As the Christmas season approaches, we are flooded with announcements, reviews, and recommendations of new books, so many that we forget about the pleasures of the books already on our shelves. Many of us feel rereading them is a hidden pleasure, an atavistic indulgence not worth mentioning. Bragging is only for reading the latest books, ones that show how voguish we are. But, we should be equally proud of those we reread for the second time—or third—or more.
Nelson points out that the first reading is always a pressured reading. At the first reading, we do not yet know the landscape and are on the edge of our seats trying to see what’s coming. At the reread, we already know the big picture and can focus on the details that we skimmed over the first time. Any good book deserves at least one rereading.

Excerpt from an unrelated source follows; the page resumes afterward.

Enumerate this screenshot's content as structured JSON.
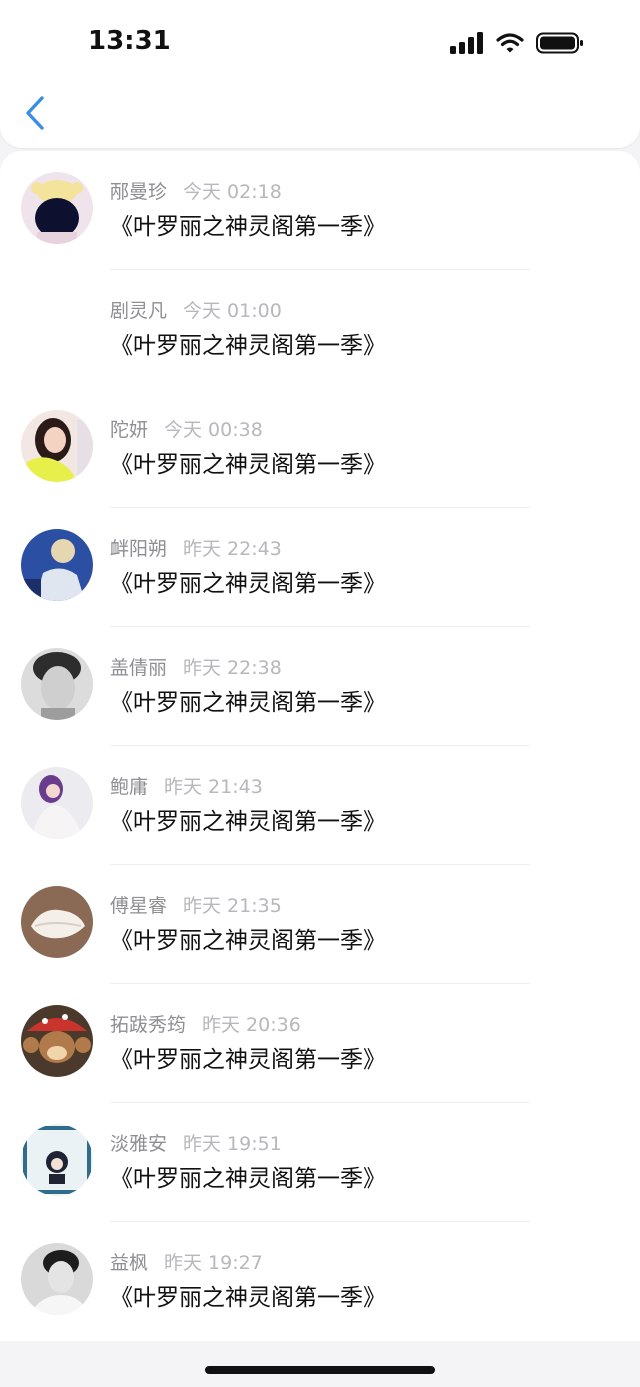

For a good book full of facts that I want to remember (like Karen Armstrong’s A History of God), I read several times and finish with a written summary. The first reading is to get the lay of the land, as Nelson would say. I then reread, highlighting the facts I want to remember. At a third time through, I pull the highlights together into a prose summary that runs about 25,000 words, about 40 pages. (At my age, it takes that much to remember something.) A year or so later, I find a prose summary much more inviting than an outline. Since the summary is a Word document, I can use the search function to find specific items.
It is not just books that deserve to be reread. Part of the reason I write this blog is to remember and to keep track of articles like this. The rereading and writing helps cement it in my memory and leaves a searchable database for the times my memory fails. I often reread this blog myself as a reminder of past epiphanies. Both The Wall Street Journal and The New Yorker websites have archives accessible to subscribers, so I can easily get back to the original without even searching through boxes in my attic (as I once did).
I only summarize a few books in detail (I have about 20 and don’t plan any more at this age). Most books I simply reread for pleasure, with my trusty highlighter in hand, knowing the landscape, focusing now on the details. An example is Mark Twain’s Roughing It. I am not a big fan of Twain’s over-the-top humor, but this early work describes his long journey out west on a stage coach. That was possible for only a short time in our history when stage coach routes became available but before they were forced out of business by the new railroads.
Did you know they (the men) often rode on the top of the stage coach during the heat of the day, through an empty landscape, in their underwear? You won’t see John Wayne do that in the old cowboy movies.
I even doubt they left their underwear on. I think Twain was being gentle with his readers.